Софья на некоторое время замолкает, достает из сумки зеркальце, смотрится в него, стирает с лица капли раствора, известковую пыль, прихорашивается. И вдруг спрашивает очень заинтересованно и серьезно:
— Так вы что, по-настоящему, что ли, поругались, Славик?
— М-м, — мычит Славка, не открывая рта, из чего, видно, можно заключить, что да, по-настоящему.
Софья смотрит на него очень внимательно, долго молчит, вроде бы взвешивает доподлинность Славкиного сообщения.
— Все равно тебе надо жениться, Славик, не на Ирине, так на другой. А то ведь совсем сопьешься, дурачок бесконтрольный.
И она погружается в какую-то тихую и грустную задумчивость.

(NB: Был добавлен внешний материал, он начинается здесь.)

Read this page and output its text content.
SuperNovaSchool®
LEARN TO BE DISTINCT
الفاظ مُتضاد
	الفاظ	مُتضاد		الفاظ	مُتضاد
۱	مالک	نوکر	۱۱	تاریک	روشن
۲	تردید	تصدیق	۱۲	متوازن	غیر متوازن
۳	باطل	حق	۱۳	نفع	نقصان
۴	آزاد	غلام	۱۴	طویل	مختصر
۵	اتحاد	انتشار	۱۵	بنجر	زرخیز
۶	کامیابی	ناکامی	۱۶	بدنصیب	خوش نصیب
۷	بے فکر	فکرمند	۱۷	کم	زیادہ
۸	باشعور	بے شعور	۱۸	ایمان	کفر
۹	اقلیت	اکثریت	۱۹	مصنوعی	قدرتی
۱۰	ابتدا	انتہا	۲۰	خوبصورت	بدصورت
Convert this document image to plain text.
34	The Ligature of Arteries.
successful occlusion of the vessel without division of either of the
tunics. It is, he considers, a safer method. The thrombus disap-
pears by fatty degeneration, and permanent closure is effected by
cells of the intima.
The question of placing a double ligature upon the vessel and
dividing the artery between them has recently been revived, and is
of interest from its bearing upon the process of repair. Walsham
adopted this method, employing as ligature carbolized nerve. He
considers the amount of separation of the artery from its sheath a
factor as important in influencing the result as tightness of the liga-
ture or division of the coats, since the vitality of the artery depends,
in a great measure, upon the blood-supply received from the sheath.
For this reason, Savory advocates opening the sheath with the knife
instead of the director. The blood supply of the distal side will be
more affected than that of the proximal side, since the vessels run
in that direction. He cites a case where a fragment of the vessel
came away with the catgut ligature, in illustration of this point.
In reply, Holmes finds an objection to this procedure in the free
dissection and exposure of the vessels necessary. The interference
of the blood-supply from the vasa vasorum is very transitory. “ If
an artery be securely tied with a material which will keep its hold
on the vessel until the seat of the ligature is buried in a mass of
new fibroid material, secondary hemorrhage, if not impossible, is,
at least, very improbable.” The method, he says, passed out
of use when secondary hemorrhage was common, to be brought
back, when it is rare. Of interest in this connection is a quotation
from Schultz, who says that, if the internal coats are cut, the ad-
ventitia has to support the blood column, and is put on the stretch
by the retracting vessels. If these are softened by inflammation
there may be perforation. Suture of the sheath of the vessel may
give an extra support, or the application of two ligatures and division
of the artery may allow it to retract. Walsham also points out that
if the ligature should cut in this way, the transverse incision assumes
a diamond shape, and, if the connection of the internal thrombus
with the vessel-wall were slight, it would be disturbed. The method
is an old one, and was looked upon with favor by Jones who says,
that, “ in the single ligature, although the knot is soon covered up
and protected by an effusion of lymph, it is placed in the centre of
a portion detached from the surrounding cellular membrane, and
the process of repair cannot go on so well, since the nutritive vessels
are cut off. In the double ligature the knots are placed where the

А все остальные, находящиеся в бытовке, возвращаются к своим разговорам. Из этих остальных трое, те, что сидят в углу на опрокинутых ведрах, — плотники. Их бытовка, а точнее, и бытовка, и плотницкая мастерская одновременно, находится рядом, за стеной. А сюда они пришли, чтобы врезать замок в дверь, подправить саму дверь и косяки. Они это сделали и теперь сидят и перекуривают.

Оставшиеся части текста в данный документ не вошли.